За одной мобилизацией следовала другая, еще более абсурдная и бессмысленная, чем прежняя... А потом грянула памятная нам мобилизация в начале сентября. Забирали резервистов первого и второго срока, седобородых мужиков за сорок. В деревнях начался вой. Возбуждение зловеще нарастало. Отовсюду неслись новые, неслыханные ранее слова: «Да что же это делается? Они что, хотят сжить нас со света, чтобы для них больше места осталось?» Даже в церкви молитву за «православного самодержавного царя» прерывали горестные крики призываемых. И все это происходило в реакционной, старозаветной Владимирской губернии. Было ясно: деревня созрела».
Конечно, и в других странах, особенно в деревне, на первых порах было то же самое: сначала войну воспринимали как несчастье, а затем как бесконечное бремя и бессмысленную катастрофу. Но во Франции, Англии или Германии военно-патриотическая пропаганда неотесанных сельских новобранцев была поставлена образцово.
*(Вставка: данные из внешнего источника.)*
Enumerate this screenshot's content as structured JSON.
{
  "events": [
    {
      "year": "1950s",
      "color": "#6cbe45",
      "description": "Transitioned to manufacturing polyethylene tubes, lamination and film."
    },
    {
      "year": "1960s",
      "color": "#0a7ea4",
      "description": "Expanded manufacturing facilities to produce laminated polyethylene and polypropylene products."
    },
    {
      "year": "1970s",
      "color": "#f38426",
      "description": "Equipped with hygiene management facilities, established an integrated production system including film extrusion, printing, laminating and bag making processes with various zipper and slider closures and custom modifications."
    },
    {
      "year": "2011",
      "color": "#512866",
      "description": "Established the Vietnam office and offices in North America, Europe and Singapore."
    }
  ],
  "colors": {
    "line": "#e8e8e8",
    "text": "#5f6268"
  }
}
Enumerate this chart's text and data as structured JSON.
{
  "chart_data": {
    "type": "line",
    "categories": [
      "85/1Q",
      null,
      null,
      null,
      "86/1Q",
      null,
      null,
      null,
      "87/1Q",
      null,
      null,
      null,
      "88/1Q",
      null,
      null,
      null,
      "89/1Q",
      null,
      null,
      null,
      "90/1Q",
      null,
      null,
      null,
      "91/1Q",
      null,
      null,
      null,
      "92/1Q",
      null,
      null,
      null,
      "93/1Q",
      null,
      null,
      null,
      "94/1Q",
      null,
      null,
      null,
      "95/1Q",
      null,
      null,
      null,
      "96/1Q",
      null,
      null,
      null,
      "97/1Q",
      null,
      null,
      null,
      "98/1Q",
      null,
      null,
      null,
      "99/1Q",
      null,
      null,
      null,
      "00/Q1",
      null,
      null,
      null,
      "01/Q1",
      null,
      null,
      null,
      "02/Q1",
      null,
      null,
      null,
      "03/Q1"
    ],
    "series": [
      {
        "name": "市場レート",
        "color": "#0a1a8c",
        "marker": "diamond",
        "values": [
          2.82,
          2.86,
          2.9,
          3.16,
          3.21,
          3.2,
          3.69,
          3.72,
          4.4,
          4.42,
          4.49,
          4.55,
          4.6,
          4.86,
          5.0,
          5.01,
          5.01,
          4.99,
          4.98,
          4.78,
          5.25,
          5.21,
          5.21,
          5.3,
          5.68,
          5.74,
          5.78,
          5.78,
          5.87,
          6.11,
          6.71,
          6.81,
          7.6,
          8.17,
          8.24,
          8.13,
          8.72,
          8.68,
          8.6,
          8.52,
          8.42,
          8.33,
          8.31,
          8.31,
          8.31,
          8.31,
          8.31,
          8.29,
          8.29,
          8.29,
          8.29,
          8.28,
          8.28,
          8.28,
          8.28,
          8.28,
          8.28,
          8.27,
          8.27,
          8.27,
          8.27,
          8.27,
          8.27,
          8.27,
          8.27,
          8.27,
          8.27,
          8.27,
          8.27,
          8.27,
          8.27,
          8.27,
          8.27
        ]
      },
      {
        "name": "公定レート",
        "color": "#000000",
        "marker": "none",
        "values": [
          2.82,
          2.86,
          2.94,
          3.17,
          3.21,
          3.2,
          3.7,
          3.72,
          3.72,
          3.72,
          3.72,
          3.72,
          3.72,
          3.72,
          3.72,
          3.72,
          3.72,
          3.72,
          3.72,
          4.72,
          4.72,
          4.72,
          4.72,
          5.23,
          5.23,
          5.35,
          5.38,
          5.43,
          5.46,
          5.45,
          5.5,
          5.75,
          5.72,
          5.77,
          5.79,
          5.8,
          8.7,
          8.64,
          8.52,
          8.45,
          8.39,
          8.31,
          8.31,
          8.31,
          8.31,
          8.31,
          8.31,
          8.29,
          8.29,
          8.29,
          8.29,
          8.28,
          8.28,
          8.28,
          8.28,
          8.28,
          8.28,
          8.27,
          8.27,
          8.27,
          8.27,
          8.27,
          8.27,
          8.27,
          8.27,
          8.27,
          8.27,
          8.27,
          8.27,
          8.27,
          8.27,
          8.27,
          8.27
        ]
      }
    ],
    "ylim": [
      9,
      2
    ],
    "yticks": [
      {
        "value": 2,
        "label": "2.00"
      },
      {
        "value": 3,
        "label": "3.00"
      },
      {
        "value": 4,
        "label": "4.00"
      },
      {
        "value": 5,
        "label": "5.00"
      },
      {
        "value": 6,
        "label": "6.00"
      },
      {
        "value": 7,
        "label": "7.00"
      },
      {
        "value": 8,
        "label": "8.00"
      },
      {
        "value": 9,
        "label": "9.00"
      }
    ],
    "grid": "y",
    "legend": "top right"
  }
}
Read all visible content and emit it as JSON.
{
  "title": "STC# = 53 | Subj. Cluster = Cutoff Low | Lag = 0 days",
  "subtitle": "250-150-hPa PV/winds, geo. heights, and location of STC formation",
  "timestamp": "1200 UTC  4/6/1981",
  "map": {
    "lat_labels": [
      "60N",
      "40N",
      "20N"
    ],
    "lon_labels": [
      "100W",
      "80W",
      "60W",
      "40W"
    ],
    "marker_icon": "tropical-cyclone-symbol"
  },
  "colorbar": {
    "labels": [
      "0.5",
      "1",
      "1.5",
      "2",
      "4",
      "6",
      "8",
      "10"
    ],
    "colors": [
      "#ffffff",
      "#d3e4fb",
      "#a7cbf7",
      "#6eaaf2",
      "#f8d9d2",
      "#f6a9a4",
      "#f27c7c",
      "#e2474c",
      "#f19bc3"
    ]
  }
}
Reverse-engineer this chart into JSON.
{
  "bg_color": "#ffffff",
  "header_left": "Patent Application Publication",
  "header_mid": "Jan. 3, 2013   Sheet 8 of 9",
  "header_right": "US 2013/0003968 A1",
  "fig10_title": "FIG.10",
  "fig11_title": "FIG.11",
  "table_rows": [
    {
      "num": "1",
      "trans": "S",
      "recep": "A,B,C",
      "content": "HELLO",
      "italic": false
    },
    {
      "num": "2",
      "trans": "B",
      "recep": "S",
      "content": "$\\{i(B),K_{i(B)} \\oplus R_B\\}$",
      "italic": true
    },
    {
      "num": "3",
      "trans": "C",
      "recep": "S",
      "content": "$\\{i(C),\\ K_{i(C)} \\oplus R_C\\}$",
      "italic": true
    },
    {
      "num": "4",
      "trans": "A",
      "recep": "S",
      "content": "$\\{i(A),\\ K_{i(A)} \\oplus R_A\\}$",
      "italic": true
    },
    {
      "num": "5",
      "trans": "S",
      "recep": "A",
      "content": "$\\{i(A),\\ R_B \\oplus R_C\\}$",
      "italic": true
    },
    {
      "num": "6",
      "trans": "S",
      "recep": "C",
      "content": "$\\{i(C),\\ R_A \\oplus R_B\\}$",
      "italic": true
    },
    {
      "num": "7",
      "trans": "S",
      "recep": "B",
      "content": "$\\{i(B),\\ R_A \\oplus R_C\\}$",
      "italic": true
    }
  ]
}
Кроме того, мирные крестьяне, не интересовавшиеся политикой, не составляли там подавляющего большинства, как в русской армии. В царской России пропаганда никого не заботила: листовки и брошюры у неграмотных солдат пошли бы на самокрутки; им было вполне достаточно команд: «Направо, в атаку, бегом марш!» Одним словом, «в России с первой военной операции ничто не способствовало созданию психологии великой войны»4.
Со временем армия все больше и больше превращалась в море «не солдат, а просто мужиков в серых армейских шинелях». Эти мужики проявляли такую нутряную, добродушную, наивную любовь к миру и мыслили настолько примитивно, что интеллигенция, которая «приняла войну», с ужасом говорила, что русский народ – самый политически отсталый в мире. «Похоже, здесь патриотизм является монополией культурных классов общества», – в отчаянии сказал один французский дипломат. Временами казалось, что все складывается, как в знаменитой сказке Льва Толстого о царстве дураков, где вторгшегося врага встречали хлебом-солью: «Наверно, друзья, земли у вас мало и есть нечего, поэтому вы пришли к нам с оружием? Раз так, мы с вами поделимся; чем богаты, тем и рады. Зачем брать грех на душу и убивать друг дружку?»
Ни одна армия, даже самая лучшая, не гарантирована от развала, иногда удивительно быстрого.
Современная война подвергает «человеческий материал» тяжелейшим испытаниям. Есть предел, который нельзя переступать безнаказанно. Вопрос в том, кто доходит до этого предела и как быстро.
Возможно, генерал Деникин острее всех переживал развал русской армии и обвинял в нем всех вокруг. Но даже он вспоминает, как «осенью 1918 г. немецкие войска, оккупировавшие Дон и Малороссию, развалились в течение одной недели... Они смещали своих офицеров, а некоторые части продавали армейскую собственность, лошадей и оружие». Он указывает, что «брожение происходило и в армиях победителей: во французских частях, оккупировавших Румынию и Одессу в начале 1919 г., во французском флоте в Черном море, в английских частях, посланных в Константинополь и Закавказье, и даже в самом могучем английском флоте... Части переставали повиноваться; положение спасала только быстрая демобилизация и набор новых солдат, чаще всего добровольцев». В шестом томе воспоминаний Пуанкаре приводится множество таких фактов – например, обстрел автомобиля генерала Дюбе его же собственными солдатами.